The expansion of the wastewater system has provided Sun Peaks with adequate capabilities for the next couple of years, however domestic water supply is the next concern. It will be more complicated as to meet the coming demand the municipality must rely on surface water which will require a more sophisticated water treatment plan than for aquifers, which currently supply the community.
Engineers have warned Sun Peaks must not only be prepared for increased demand, but a potential system failure on one of the current aquifers, and in case of large wildfire situation.
SPR has applied for permits to build a new, larger snowmaking reservoir so the current one can be used to meet future water consumption demand. The municipality has purchased a water treatment plant for the existing reservoir. This arrangement will take care of potential issues for the foreseeable future.

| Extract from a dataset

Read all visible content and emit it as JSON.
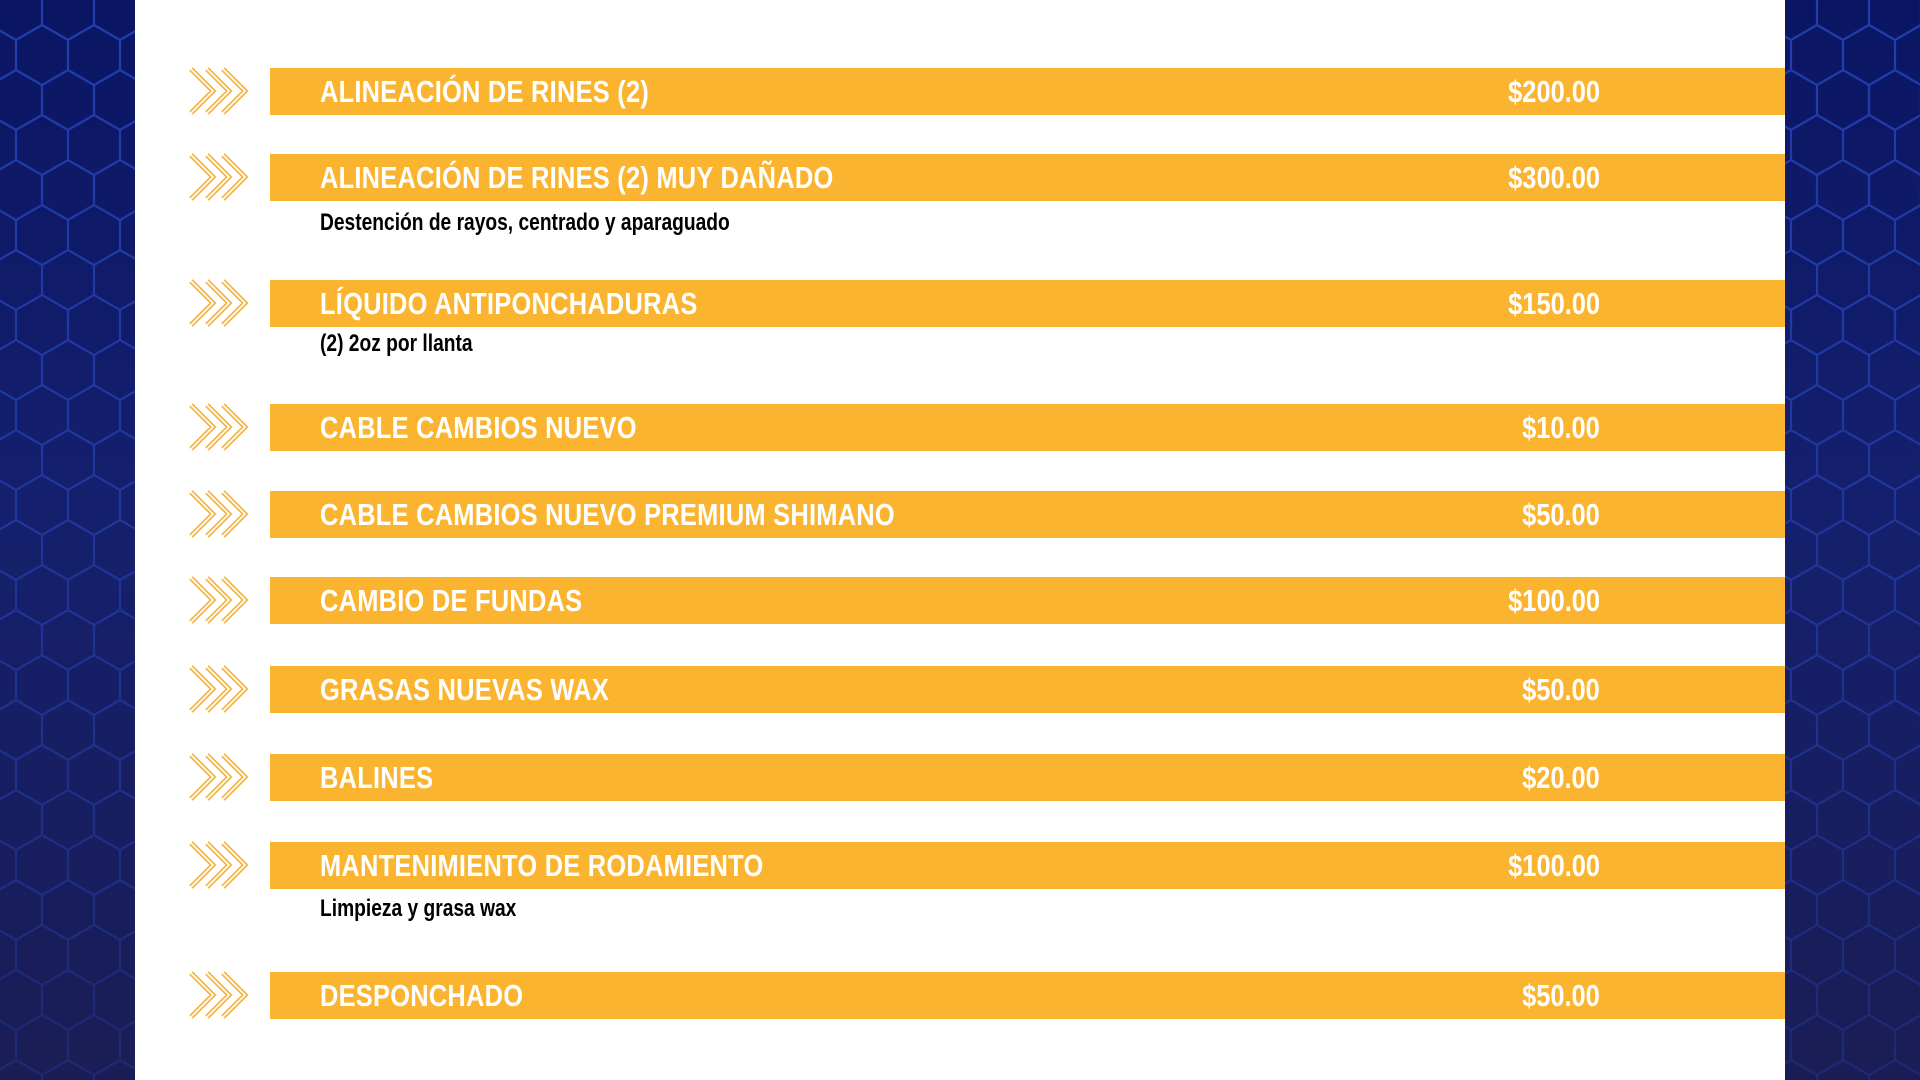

“None of this is cheap and that’s why the municipality has embarked on the DCC program to get funding in the bank for some of these items,” said Raine, adding the new treatment plant and pipes were an unexpected hit at $1.4 million.
“We were told by the engineers we really had to have this system in place for the upcoming winter or there’s a risk we could run out of water if we had some bad luck.”
Raine said they hope to have the new bylaw in place for January. Council granted a second reading but the province has stipulated there must be a repeat public meeting to discuss the changes before there can be a third reading and it can be resent to the province for approval.
He said he expected there would be some debate on council regarding the fate of an estimated two dozen properties that were purchased from SPR prior to DCC implementation, but do not yet have building permits meaning they would be charged for services again.
Councillor Darcy Alexander voted against the motion and did not respond to request for comment from SPIN.
Other changes included removing an exemption for public spaces such as churches, removing storm drainage projects as they didn’t qualify and allocating the one per cent existing resident fees to come from taxes or fees which will total around $233,000 over
20 years.
“It all gets down to an issue of fairness and I think council is working hard to tread that middle ground where what we are doing is fair to the community and and fair to developers,” said Raine.